Elastic State Models: Geometry-Aware Adaptive Compute for Streaming Dynamics

Abstract. Elastic State Models (ESM) add adaptive computation to a streaming state-space backbone. At each timestep, the backbone proposes a latent update and exposes a per-step objective that remains defined at inference time. A small gate converts the per-step error into an integer inner depth $K_t \in \{0,\dots,K_{\max}\}$ under an explicit compute penalty. When $K_t > 0$, ESM performs a short latent refinement loop using metric-preconditioned gradients and trust-region clipping.
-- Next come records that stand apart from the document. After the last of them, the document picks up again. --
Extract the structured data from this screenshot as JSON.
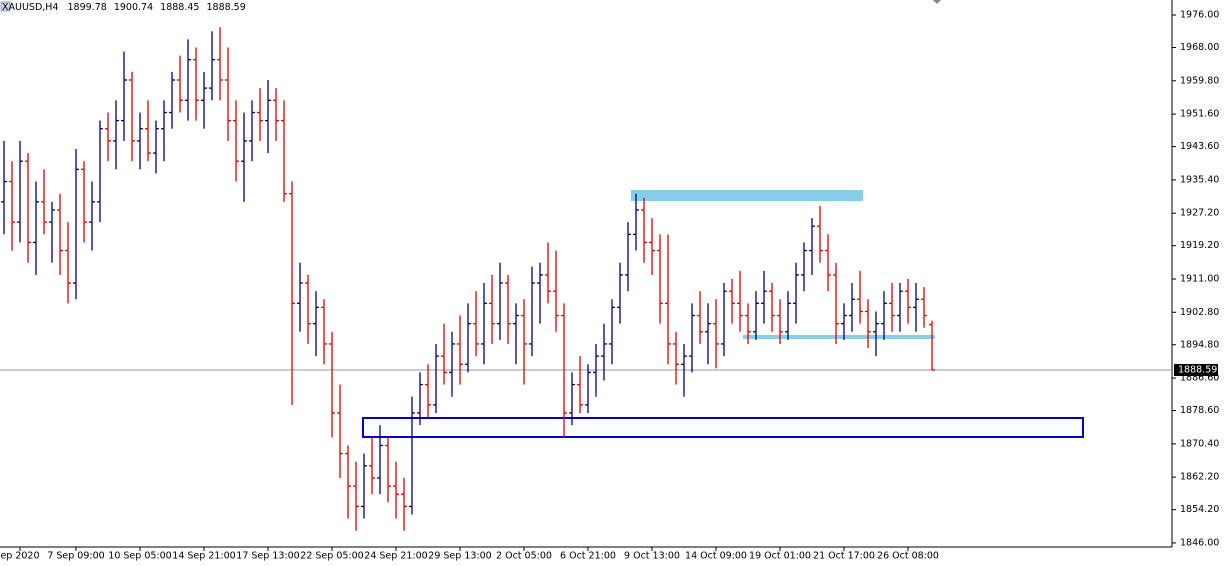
{
  "chart_data": {
    "type": "ohlc",
    "symbol": "XAUUSD,H4",
    "header_ohlc": [
      1899.78,
      1900.74,
      1888.45,
      1888.59
    ],
    "last_price": 1888.59,
    "up_color": "#000080",
    "down_color": "#e00000",
    "ylim": [
      1845.0,
      1979.7
    ],
    "yticks": [
      {
        "value": 1976,
        "label": "1976.00"
      },
      {
        "value": 1968,
        "label": "1968.00"
      },
      {
        "value": 1959.8,
        "label": "1959.80"
      },
      {
        "value": 1951.6,
        "label": "1951.60"
      },
      {
        "value": 1943.6,
        "label": "1943.60"
      },
      {
        "value": 1935.4,
        "label": "1935.40"
      },
      {
        "value": 1927.2,
        "label": "1927.20"
      },
      {
        "value": 1919.2,
        "label": "1919.20"
      },
      {
        "value": 1911,
        "label": "1911.00"
      },
      {
        "value": 1902.8,
        "label": "1902.80"
      },
      {
        "value": 1894.8,
        "label": "1894.80"
      },
      {
        "value": 1886.6,
        "label": "1886.60"
      },
      {
        "value": 1878.6,
        "label": "1878.60"
      },
      {
        "value": 1870.4,
        "label": "1870.40"
      },
      {
        "value": 1862.2,
        "label": "1862.20"
      },
      {
        "value": 1854.2,
        "label": "1854.20"
      },
      {
        "value": 1846,
        "label": "1846.00"
      }
    ],
    "categories": [
      null,
      null,
      "ep 2020",
      null,
      null,
      null,
      null,
      null,
      null,
      "7 Sep 09:00",
      null,
      null,
      null,
      null,
      null,
      null,
      null,
      "10 Sep 05:00",
      null,
      null,
      null,
      null,
      null,
      null,
      null,
      "14 Sep 21:00",
      null,
      null,
      null,
      null,
      null,
      null,
      null,
      "17 Sep 13:00",
      null,
      null,
      null,
      null,
      null,
      null,
      null,
      "22 Sep 05:00",
      null,
      null,
      null,
      null,
      null,
      null,
      null,
      "24 Sep 21:00",
      null,
      null,
      null,
      null,
      null,
      null,
      null,
      "29 Sep 13:00",
      null,
      null,
      null,
      null,
      null,
      null,
      null,
      "2 Oct 05:00",
      null,
      null,
      null,
      null,
      null,
      null,
      null,
      "6 Oct 21:00",
      null,
      null,
      null,
      null,
      null,
      null,
      null,
      "9 Oct 13:00",
      null,
      null,
      null,
      null,
      null,
      null,
      null,
      "14 Oct 09:00",
      null,
      null,
      null,
      null,
      null,
      null,
      null,
      "19 Oct 01:00",
      null,
      null,
      null,
      null,
      null,
      null,
      null,
      "21 Oct 17:00",
      null,
      null,
      null,
      null,
      null,
      null,
      null,
      "26 Oct 08:00",
      null,
      null,
      null
    ],
    "ohlc": [
      [
        1930,
        1945,
        1922,
        1935
      ],
      [
        1935,
        1940,
        1918,
        1925
      ],
      [
        1925,
        1945,
        1920,
        1940
      ],
      [
        1940,
        1942,
        1915,
        1920
      ],
      [
        1920,
        1935,
        1912,
        1930
      ],
      [
        1930,
        1938,
        1922,
        1925
      ],
      [
        1925,
        1930,
        1915,
        1928
      ],
      [
        1928,
        1932,
        1912,
        1918
      ],
      [
        1918,
        1925,
        1905,
        1910
      ],
      [
        1910,
        1943,
        1906,
        1938
      ],
      [
        1938,
        1940,
        1920,
        1925
      ],
      [
        1925,
        1935,
        1918,
        1930
      ],
      [
        1930,
        1950,
        1925,
        1948
      ],
      [
        1948,
        1952,
        1940,
        1945
      ],
      [
        1945,
        1955,
        1938,
        1950
      ],
      [
        1950,
        1967,
        1945,
        1960
      ],
      [
        1960,
        1962,
        1940,
        1945
      ],
      [
        1945,
        1952,
        1938,
        1948
      ],
      [
        1948,
        1955,
        1940,
        1942
      ],
      [
        1942,
        1950,
        1937,
        1948
      ],
      [
        1948,
        1955,
        1940,
        1952
      ],
      [
        1952,
        1962,
        1948,
        1960
      ],
      [
        1960,
        1966,
        1952,
        1955
      ],
      [
        1955,
        1970,
        1950,
        1965
      ],
      [
        1965,
        1968,
        1950,
        1955
      ],
      [
        1955,
        1962,
        1948,
        1958
      ],
      [
        1958,
        1972,
        1955,
        1965
      ],
      [
        1965,
        1973,
        1955,
        1960
      ],
      [
        1960,
        1968,
        1945,
        1950
      ],
      [
        1950,
        1955,
        1935,
        1940
      ],
      [
        1940,
        1952,
        1930,
        1945
      ],
      [
        1945,
        1955,
        1940,
        1952
      ],
      [
        1952,
        1958,
        1945,
        1950
      ],
      [
        1950,
        1960,
        1942,
        1955
      ],
      [
        1955,
        1958,
        1945,
        1950
      ],
      [
        1950,
        1955,
        1930,
        1932
      ],
      [
        1932,
        1935,
        1880,
        1905
      ],
      [
        1905,
        1915,
        1898,
        1910
      ],
      [
        1910,
        1912,
        1895,
        1900
      ],
      [
        1900,
        1908,
        1892,
        1904
      ],
      [
        1904,
        1906,
        1890,
        1895
      ],
      [
        1895,
        1898,
        1872,
        1878
      ],
      [
        1878,
        1885,
        1862,
        1868
      ],
      [
        1868,
        1870,
        1852,
        1860
      ],
      [
        1860,
        1866,
        1849,
        1855
      ],
      [
        1855,
        1868,
        1852,
        1865
      ],
      [
        1865,
        1872,
        1858,
        1862
      ],
      [
        1862,
        1875,
        1858,
        1870
      ],
      [
        1870,
        1872,
        1856,
        1860
      ],
      [
        1860,
        1866,
        1852,
        1858
      ],
      [
        1858,
        1862,
        1849,
        1855
      ],
      [
        1855,
        1882,
        1853,
        1878
      ],
      [
        1878,
        1888,
        1875,
        1885
      ],
      [
        1885,
        1890,
        1877,
        1880
      ],
      [
        1880,
        1895,
        1878,
        1892
      ],
      [
        1892,
        1900,
        1885,
        1888
      ],
      [
        1888,
        1898,
        1882,
        1895
      ],
      [
        1895,
        1902,
        1885,
        1890
      ],
      [
        1890,
        1905,
        1888,
        1900
      ],
      [
        1900,
        1908,
        1892,
        1895
      ],
      [
        1895,
        1910,
        1890,
        1905
      ],
      [
        1905,
        1912,
        1895,
        1900
      ],
      [
        1900,
        1915,
        1896,
        1910
      ],
      [
        1910,
        1912,
        1895,
        1900
      ],
      [
        1900,
        1905,
        1890,
        1902
      ],
      [
        1902,
        1906,
        1885,
        1895
      ],
      [
        1895,
        1914,
        1892,
        1910
      ],
      [
        1910,
        1915,
        1900,
        1912
      ],
      [
        1912,
        1920,
        1905,
        1908
      ],
      [
        1908,
        1918,
        1898,
        1902
      ],
      [
        1902,
        1905,
        1872,
        1878
      ],
      [
        1878,
        1888,
        1875,
        1885
      ],
      [
        1885,
        1892,
        1878,
        1880
      ],
      [
        1880,
        1890,
        1878,
        1888
      ],
      [
        1888,
        1895,
        1882,
        1892
      ],
      [
        1892,
        1900,
        1886,
        1895
      ],
      [
        1895,
        1906,
        1890,
        1904
      ],
      [
        1904,
        1915,
        1900,
        1912
      ],
      [
        1912,
        1925,
        1908,
        1922
      ],
      [
        1922,
        1932,
        1918,
        1928
      ],
      [
        1928,
        1931,
        1915,
        1920
      ],
      [
        1920,
        1926,
        1912,
        1918
      ],
      [
        1918,
        1922,
        1900,
        1905
      ],
      [
        1905,
        1922,
        1890,
        1895
      ],
      [
        1895,
        1898,
        1885,
        1890
      ],
      [
        1890,
        1895,
        1882,
        1892
      ],
      [
        1892,
        1905,
        1888,
        1902
      ],
      [
        1902,
        1908,
        1895,
        1898
      ],
      [
        1898,
        1905,
        1890,
        1900
      ],
      [
        1900,
        1906,
        1889,
        1895
      ],
      [
        1895,
        1910,
        1892,
        1908
      ],
      [
        1908,
        1911,
        1900,
        1905
      ],
      [
        1905,
        1913,
        1898,
        1902
      ],
      [
        1902,
        1905,
        1895,
        1898
      ],
      [
        1898,
        1908,
        1896,
        1905
      ],
      [
        1905,
        1913,
        1900,
        1908
      ],
      [
        1908,
        1910,
        1898,
        1902
      ],
      [
        1902,
        1906,
        1895,
        1898
      ],
      [
        1898,
        1908,
        1896,
        1905
      ],
      [
        1905,
        1915,
        1900,
        1912
      ],
      [
        1912,
        1920,
        1908,
        1918
      ],
      [
        1918,
        1926,
        1912,
        1924
      ],
      [
        1924,
        1929,
        1915,
        1918
      ],
      [
        1918,
        1922,
        1908,
        1912
      ],
      [
        1912,
        1915,
        1895,
        1900
      ],
      [
        1900,
        1905,
        1896,
        1902
      ],
      [
        1902,
        1910,
        1898,
        1906
      ],
      [
        1906,
        1913,
        1900,
        1903
      ],
      [
        1903,
        1906,
        1894,
        1898
      ],
      [
        1898,
        1903,
        1892,
        1900
      ],
      [
        1900,
        1908,
        1896,
        1905
      ],
      [
        1905,
        1910,
        1898,
        1902
      ],
      [
        1902,
        1910,
        1898,
        1908
      ],
      [
        1908,
        1911,
        1900,
        1904
      ],
      [
        1904,
        1910,
        1898,
        1906
      ],
      [
        1906,
        1909,
        1899,
        1902
      ],
      [
        1899.78,
        1900.74,
        1888.45,
        1888.59
      ]
    ]
  }
}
In maze navigation and protein loop repair, the refinement concentrates around bottlenecks and distorted regions. Compute-matched results reported on the poster show improved performance at lower average compute than a Transformer baseline.

streaming models adaptive depth state-space test-time refinement trust region

1. Motivation

Many streaming tasks have uneven difficulty over time. Long segments are predictable while a small number of events control the outcome. A fixed compute policy cannot target these events. Windowed attention adds repeated scans over recent history, so compute scales with context length. This cost is paid even on easy steps.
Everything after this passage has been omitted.